The success of the tests, expected to take a month, will determine when the automatic updating of fare stages using the global positioning system will be rolled out on all buses, a Land Transport Authority (LTA) spokesman told The Straits Times yesterday.
Bus fares here are calculated according to the number of fare stages travelled.
Bus drivers have had to manually update the fare stages since commuters began using the contactless ez-link card in April last year.
Sometimes they forget, or do it wrongly, resulting in complaints from some passengers about being overcharged.
Setting up and testing the new system began last November.
It was installed in all the 4,000 buses here between then and this April.
So far, contractor ERG Transit Systems, which provided the ez-link system, has conducted the initial tests and corrected software bugs.
Last Friday, it began trying out the programs on two buses. And if the software passes the test, trial runs to check the system's reliability could start by the end of the month, the LTA spokesman said.
The LTA said that the system is being paid for out of the $300 million earmarked for the ez-link system, but did not say how much it cost.
Meanwhile, the ez-link card is set to have more commercial uses beyond paying for public transport.
Information technology service provider Chowiz, which is behind a range of ez-link-related services in schools and food-court chain Kopitiam, is now talking to fast-food and other food and beverage outlets about using the card.
Currently, people can use the cards at Hotel Phoenix's The Food Shop and the Kopitiam outlet at Jurong Point mall, as well as pay for fines on overdue books at the Sembawang Community Library and library@orchard, and make purchases at some school canteens.
Tourists can also use it to get discounts at tourist attractions and restaurants.
Hotel Phoenix general manager Noel Hawkes said 20 to 30 out of 300 customers a day, including locals, pay for doughnuts, curry puffs and other savoury food at its cake shop with the card.

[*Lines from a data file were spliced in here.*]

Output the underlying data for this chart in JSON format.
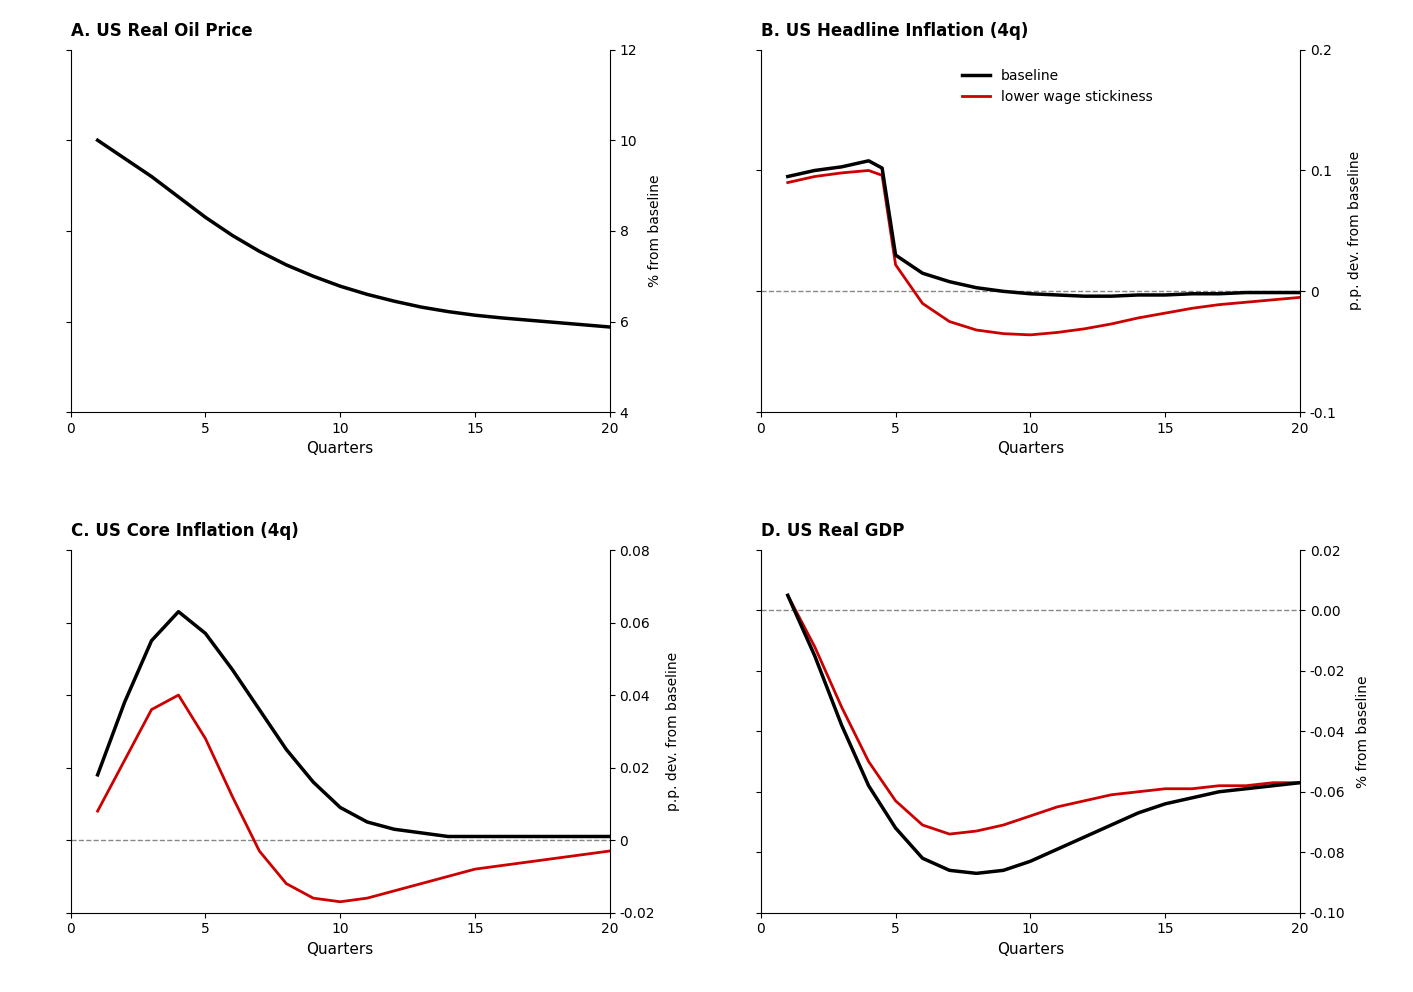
{
  "panel_A": {
    "title": "A. US Real Oil Price",
    "ylabel_right": "% from baseline",
    "xlabel": "Quarters",
    "xlim": [
      0,
      20
    ],
    "ylim": [
      4,
      12
    ],
    "yticks": [
      4,
      6,
      8,
      10,
      12
    ],
    "xticks": [
      0,
      5,
      10,
      15,
      20
    ],
    "baseline_x": [
      1,
      2,
      3,
      4,
      5,
      6,
      7,
      8,
      9,
      10,
      11,
      12,
      13,
      14,
      15,
      16,
      17,
      18,
      19,
      20
    ],
    "baseline_y": [
      10.0,
      9.6,
      9.2,
      8.75,
      8.3,
      7.9,
      7.55,
      7.25,
      7.0,
      6.78,
      6.6,
      6.45,
      6.32,
      6.22,
      6.14,
      6.08,
      6.03,
      5.98,
      5.93,
      5.88
    ]
  },
  "panel_B": {
    "title": "B. US Headline Inflation (4q)",
    "ylabel_right": "p.p. dev. from baseline",
    "xlabel": "Quarters",
    "xlim": [
      0,
      20
    ],
    "ylim": [
      -0.1,
      0.2
    ],
    "yticks": [
      -0.1,
      0.0,
      0.1,
      0.2
    ],
    "xticks": [
      0,
      5,
      10,
      15,
      20
    ],
    "legend_labels": [
      "baseline",
      "lower wage stickiness"
    ],
    "baseline_x": [
      1,
      2,
      3,
      4,
      4.5,
      5,
      6,
      7,
      8,
      9,
      10,
      11,
      12,
      13,
      14,
      15,
      16,
      17,
      18,
      19,
      20
    ],
    "baseline_y": [
      0.095,
      0.1,
      0.103,
      0.108,
      0.102,
      0.03,
      0.015,
      0.008,
      0.003,
      0.0,
      -0.002,
      -0.003,
      -0.004,
      -0.004,
      -0.003,
      -0.003,
      -0.002,
      -0.002,
      -0.001,
      -0.001,
      -0.001
    ],
    "lower_x": [
      1,
      2,
      3,
      4,
      4.5,
      5,
      6,
      7,
      8,
      9,
      10,
      11,
      12,
      13,
      14,
      15,
      16,
      17,
      18,
      19,
      20
    ],
    "lower_y": [
      0.09,
      0.095,
      0.098,
      0.1,
      0.096,
      0.022,
      -0.01,
      -0.025,
      -0.032,
      -0.035,
      -0.036,
      -0.034,
      -0.031,
      -0.027,
      -0.022,
      -0.018,
      -0.014,
      -0.011,
      -0.009,
      -0.007,
      -0.005
    ]
  },
  "panel_C": {
    "title": "C. US Core Inflation (4q)",
    "ylabel_right": "p.p. dev. from baseline",
    "xlabel": "Quarters",
    "xlim": [
      0,
      20
    ],
    "ylim": [
      -0.02,
      0.08
    ],
    "yticks": [
      -0.02,
      0.0,
      0.02,
      0.04,
      0.06,
      0.08
    ],
    "xticks": [
      0,
      5,
      10,
      15,
      20
    ],
    "baseline_x": [
      1,
      2,
      3,
      4,
      5,
      6,
      7,
      8,
      9,
      10,
      11,
      12,
      13,
      14,
      15,
      16,
      17,
      18,
      19,
      20
    ],
    "baseline_y": [
      0.018,
      0.038,
      0.055,
      0.063,
      0.057,
      0.047,
      0.036,
      0.025,
      0.016,
      0.009,
      0.005,
      0.003,
      0.002,
      0.001,
      0.001,
      0.001,
      0.001,
      0.001,
      0.001,
      0.001
    ],
    "lower_x": [
      1,
      2,
      3,
      4,
      5,
      6,
      7,
      8,
      9,
      10,
      11,
      12,
      13,
      14,
      15,
      16,
      17,
      18,
      19,
      20
    ],
    "lower_y": [
      0.008,
      0.022,
      0.036,
      0.04,
      0.028,
      0.012,
      -0.003,
      -0.012,
      -0.016,
      -0.017,
      -0.016,
      -0.014,
      -0.012,
      -0.01,
      -0.008,
      -0.007,
      -0.006,
      -0.005,
      -0.004,
      -0.003
    ]
  },
  "panel_D": {
    "title": "D. US Real GDP",
    "ylabel_right": "% from baseline",
    "xlabel": "Quarters",
    "xlim": [
      0,
      20
    ],
    "ylim": [
      -0.1,
      0.02
    ],
    "yticks": [
      -0.1,
      -0.08,
      -0.06,
      -0.04,
      -0.02,
      0.0,
      0.02
    ],
    "xticks": [
      0,
      5,
      10,
      15,
      20
    ],
    "baseline_x": [
      1,
      2,
      3,
      4,
      5,
      6,
      7,
      8,
      9,
      10,
      11,
      12,
      13,
      14,
      15,
      16,
      17,
      18,
      19,
      20
    ],
    "baseline_y": [
      0.005,
      -0.015,
      -0.038,
      -0.058,
      -0.072,
      -0.082,
      -0.086,
      -0.087,
      -0.086,
      -0.083,
      -0.079,
      -0.075,
      -0.071,
      -0.067,
      -0.064,
      -0.062,
      -0.06,
      -0.059,
      -0.058,
      -0.057
    ],
    "lower_x": [
      1,
      2,
      3,
      4,
      5,
      6,
      7,
      8,
      9,
      10,
      11,
      12,
      13,
      14,
      15,
      16,
      17,
      18,
      19,
      20
    ],
    "lower_y": [
      0.005,
      -0.012,
      -0.032,
      -0.05,
      -0.063,
      -0.071,
      -0.074,
      -0.073,
      -0.071,
      -0.068,
      -0.065,
      -0.063,
      -0.061,
      -0.06,
      -0.059,
      -0.059,
      -0.058,
      -0.058,
      -0.057,
      -0.057
    ]
  },
  "colors": {
    "baseline": "#000000",
    "lower": "#cc0000",
    "dashed": "#888888"
  },
  "line_width": 2.0,
  "background_color": "#ffffff"
}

The hotel also has special deals for card-carriers. It now offers a latte and curry puff for $1.80 to those who pay with the card. The combination would otherwise cost $4.80.
Its guests can also use their room card keys, which are ez-link enabled, to travel on the bus and train.

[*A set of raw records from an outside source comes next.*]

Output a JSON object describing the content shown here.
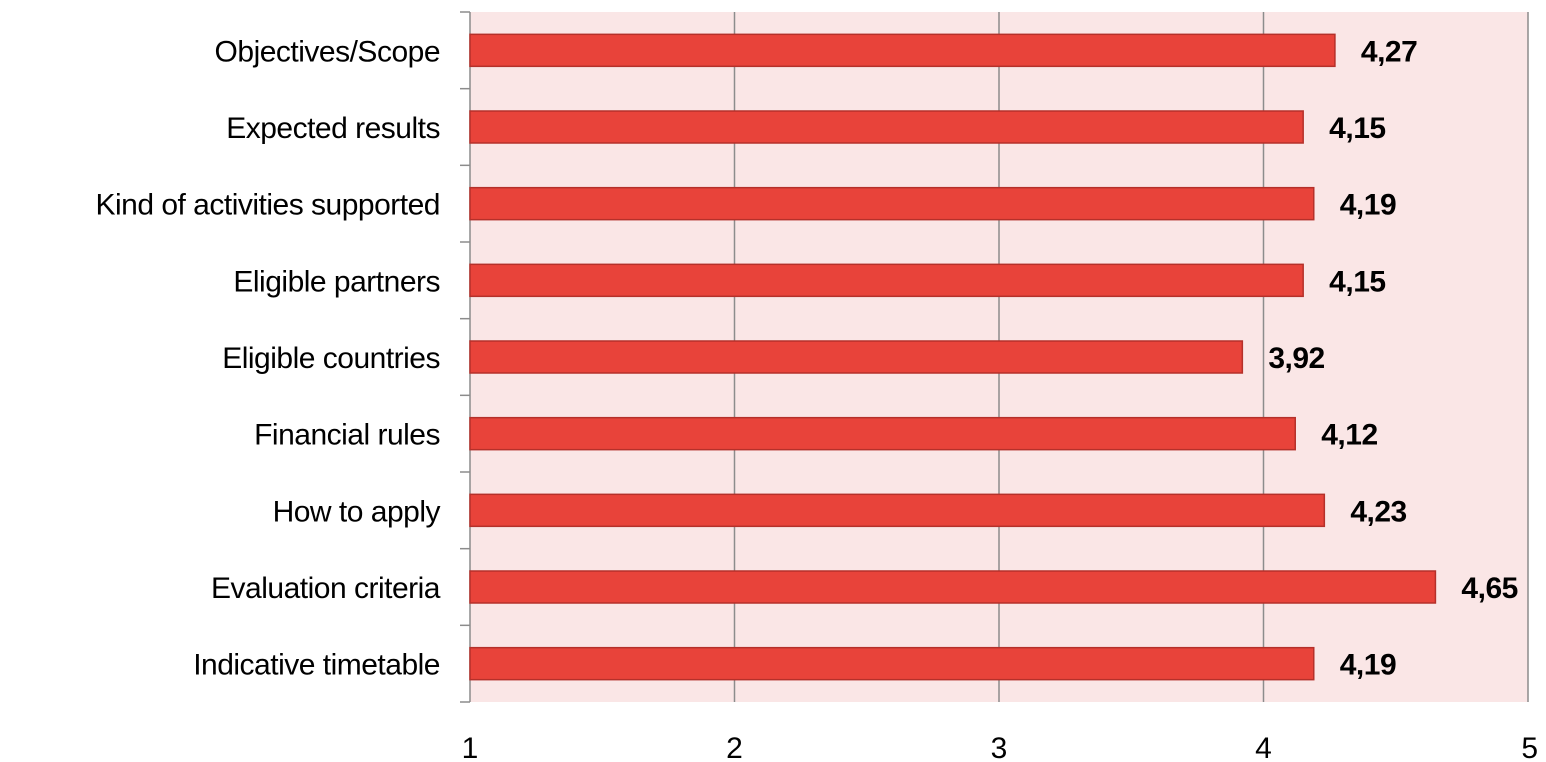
{
  "chart_data": {
    "type": "bar",
    "orientation": "horizontal",
    "categories": [
      "Objectives/Scope",
      "Expected results",
      "Kind of activities supported",
      "Eligible partners",
      "Eligible countries",
      "Financial rules",
      "How to apply",
      "Evaluation criteria",
      "Indicative timetable"
    ],
    "values": [
      4.27,
      4.15,
      4.19,
      4.15,
      3.92,
      4.12,
      4.23,
      4.65,
      4.19
    ],
    "data_labels": [
      "4,27",
      "4,15",
      "4,19",
      "4,15",
      "3,92",
      "4,12",
      "4,23",
      "4,65",
      "4,19"
    ],
    "x_ticks": [
      "1",
      "2",
      "3",
      "4",
      "5"
    ],
    "xlim": [
      1,
      5
    ],
    "title": "",
    "xlabel": "",
    "ylabel": "",
    "grid": "vertical",
    "legend": "none",
    "colors": {
      "bar_fill": "#e8433a",
      "bar_stroke": "#b5302a",
      "plot_background": "#fae6e6",
      "gridline": "#8c8c8c",
      "axis": "#8c8c8c"
    }
  }
}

Mr Hawkes said the hotel will continue to use the ez-link technology at its cake shop and rooms, but has no plans to extend it to its other restaurants as customers prefer to pay for more expensive items with credit cards.
Kopitiam's Jurong Point outlet, which has been accepting the card at only its drinks stall for about half a year, extended its use to its dessert and fruit sections two months ago.
About 4 per cent of the drinks and between 1 and 2 per cent of the desserts and fruits are bought using the card.
The food-court chain is looking for ways to increase the card's usage, said its corporate communications manager, Ms Low Wye Yee.
It has already earmarked some outlets in the downtown area and new towns such as Sengkang to introduce ez-link technology, but this will depend on the success of the Jurong Point outlet, she said.
Chowiz business development manager Emily Lim said that a 'big food and beverage outlet' is considering the system as means to track its employees' attendance and their temperature records.
Organisations such as the LTA, TransitLink and SMRT already use the card to control employees' access into their premises."
"Ez-link card made easier to use
EXPECT less fuss when paying for a concession pass and topping up the ez-link card:
• Students and full-time national servicemen can now buy their monthly concession TransitLink passes at its 77 add-value machines islandwide. The machines are in MRT stations, bus interchanges and bus stops.
Before, the passes could be bought only at ticket offices and had to be encoded manually on an ez-link card.
Users must have an ATM card that allows them to use Nets to pay for the passes.
• Those who use the ez-link card will soon be able to link it to their credit card.
The scheme is similar to the current Giro one, where the ez-link card is topped up automatically when its value drops below a certain pre-set level.
A six-month trial is scheduled to start between next month and September.
DRIVER DEPENDENT: Bus drivers have been manually updating the fare stages buf if they forget to do it or make a mistake, commuters can be overcharged.
AUTOMATED SYSTEM: The new set-up - a box behind the driver's seat relies on satellites to keep track of the bus' position."